In fact, it’s the exact opposite of difficult. I feel one should make all travel plans when one is exclusively breastfeeding, because it’s hassle free and super convenient. With Sarvesh, I used to nurse him in the car as far as possible and when we travelled by long distance trains I used to nurse him, using a nursing cover. With Saharsh, thanks to babywearing, I have nursed him at all places. 🙂

I used to feel lonely, irritated, sad and weepy all the time. But, breastfeeding was the only time I felt at peace. So, I guess breastfeeding affected me only positively.

7. As an expecting/new mother, how informed were you? How important do you think it is?
‘What to expect when you are expecting’ was my go-to book during my first pregnancy. During the second, I guess I knew what to expect (ha ha!).

I insist every single pregnant mother I come across in my social circle to read up on breastfeeding and to definitely exclusively nurse for the first six months. Being a dietitian definitely helps, because mothers do take my advice seriously.

It is very very important for every mother to be aware about the breastfeeding practices and her rights as a breastfeeding mother. She should listen to her body. They must join the BSIM FB group and enjoy the support and motivation of other breastfeeding mothers and continue the beautiful journey as long as they are comfortable.

8. As a dietician, what would be your suggestion for a mother to ensure her supply is up?
Eat a balanced diet which includes complex carbohydrates from whole grains, vegetables and whole pulses.
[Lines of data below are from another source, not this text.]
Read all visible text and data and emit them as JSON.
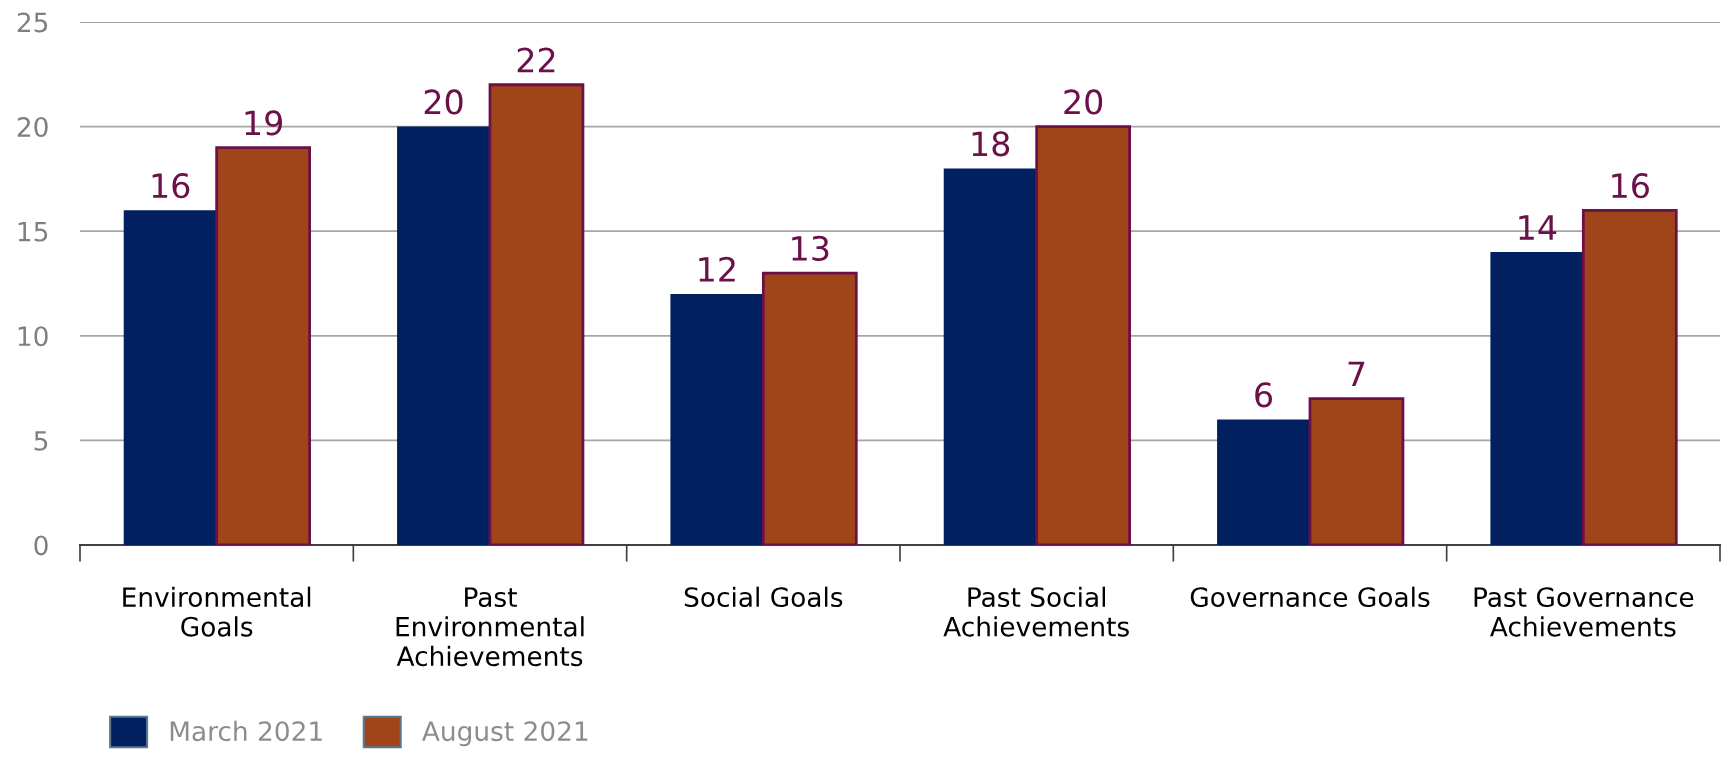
{
  "chart_data": {
    "type": "bar",
    "categories": [
      "Environmental Goals",
      "Past Environmental Achievements",
      "Social Goals",
      "Past Social Achievements",
      "Governance Goals",
      "Past Governance Achievements"
    ],
    "series": [
      {
        "name": "March 2021",
        "color": "#002060",
        "values": [
          16,
          20,
          12,
          18,
          6,
          14
        ]
      },
      {
        "name": "August 2021",
        "color": "#a0451a",
        "values": [
          19,
          22,
          13,
          20,
          7,
          16
        ]
      }
    ],
    "ylim": [
      0,
      25
    ],
    "yticks": [
      0,
      5,
      10,
      15,
      20,
      25
    ],
    "grid": "y",
    "legend": "bottom left",
    "data_labels": true
  }
}
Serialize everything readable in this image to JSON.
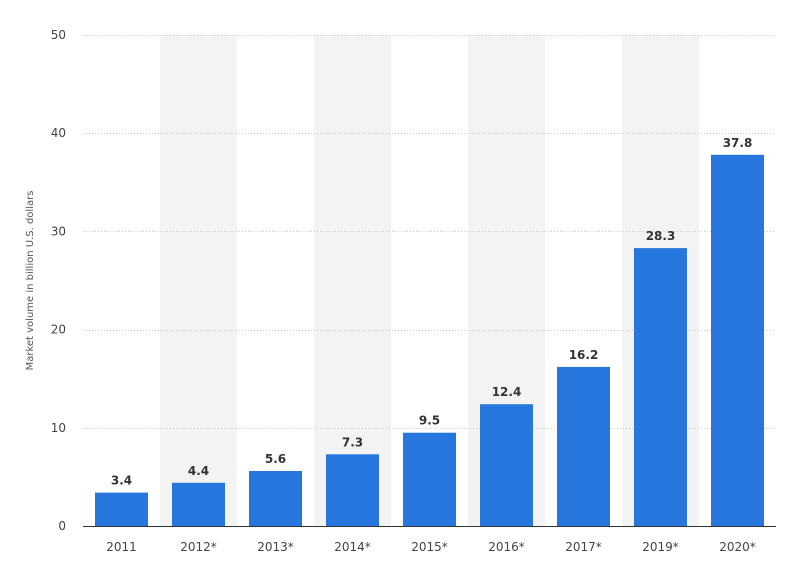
{
  "chart_data": {
    "type": "bar",
    "categories": [
      "2011",
      "2012*",
      "2013*",
      "2014*",
      "2015*",
      "2016*",
      "2017*",
      "2019*",
      "2020*"
    ],
    "values": [
      3.4,
      4.4,
      5.6,
      7.3,
      9.5,
      12.4,
      16.2,
      28.3,
      37.8
    ],
    "value_labels": [
      "3.4",
      "4.4",
      "5.6",
      "7.3",
      "9.5",
      "12.4",
      "16.2",
      "28.3",
      "37.8"
    ],
    "title": "",
    "xlabel": "",
    "ylabel": "Market volume in billion U.S. dollars",
    "ylim": [
      0,
      50
    ],
    "yticks": [
      0,
      10,
      20,
      30,
      40,
      50
    ],
    "ytick_labels": [
      "0",
      "10",
      "20",
      "30",
      "40",
      "50"
    ],
    "grid": true,
    "grid_style": "dotted-horizontal",
    "alternating_column_shading": true,
    "legend": "none"
  },
  "colors": {
    "bar": "#2776dd",
    "grid": "#c9c9c9",
    "band": "#f3f3f3",
    "axis": "#333333",
    "text": "#444444"
  }
}
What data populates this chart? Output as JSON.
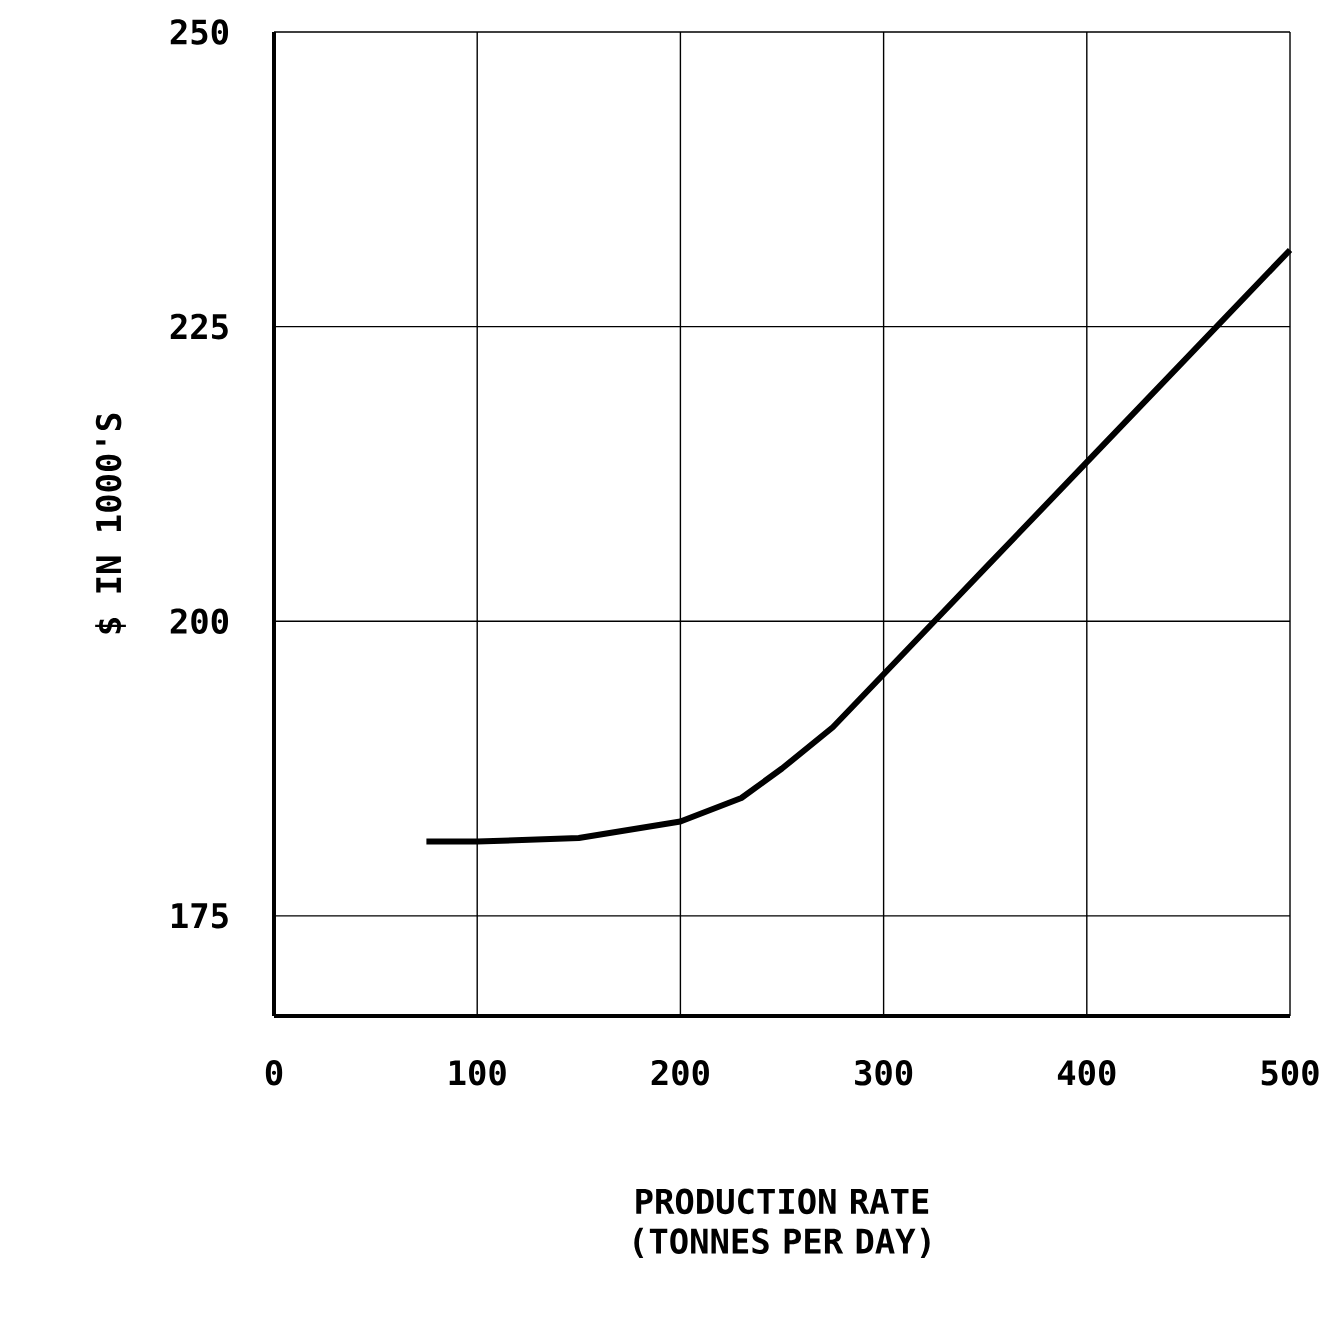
{
  "chart_data": {
    "type": "line",
    "xlabel": "PRODUCTION RATE (TONNES PER DAY)",
    "ylabel": "$ IN 1000'S",
    "x": [
      75,
      100,
      150,
      200,
      230,
      250,
      275,
      300,
      325,
      350,
      400,
      450,
      500
    ],
    "values": [
      181.3,
      181.3,
      181.6,
      183,
      185,
      187.5,
      191,
      195.5,
      200,
      204.5,
      213.5,
      222.5,
      231.5
    ],
    "color": "#000000",
    "xlim": [
      0,
      500
    ],
    "ylim": [
      166.5,
      250
    ],
    "xticks": [
      0,
      100,
      200,
      300,
      400,
      500
    ],
    "yticks": [
      175,
      200,
      225,
      250
    ],
    "grid": true
  }
}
Make sure to include proteins from low fat dairy, eggs, lean meats and sprouts. Get your dose of healthy fats from nuts like almonds, walnuts, pistachios and seeds like sunflower seeds and flax seeds. Calcium rich foods like sesame seeds, methi leaves, rajgeera flour, ragi etc help keep calcium levels in your body from going down. Include spices like fenugreek seeds, turmeric, asafoetida and cumin seeds in your daily cooking.

Breastfeeding positive effects are for real. Keep yourself hydrated to prevent fatigue due to dehydration. Resist the temptation to over indulge in empty calories from processed foods. If you want to keep up the milk supply, make sure you…..NURSE ON DEMAND!

 

26 Responses

  1. A great write up! This will motivate so many new moms! I unfortunately stopped before my daughter hit the 2 year mark but we both loved and bonded over our breastfeeding journey.

  2. My younger one is 16 months old and everyone at my place tell me to wean him off. But I simply can’t bring myself to do that. He will stop when he wants to. And as long as I’m lactating, let him feed.

  3. Loved reading about such a beautiful bf journey. Contrary to what ppl normally believe, I found weaning my babies from bf more difficult. It was such an emotional journey for us!

  4. This is great, I wish there was more information like this out there for new mamas! It is so hard being a new mom, and just another thing that is super hard to deal with alone. I was unable to produce milk and it was one of my biggest goals, I wish I had had a support system to get through it.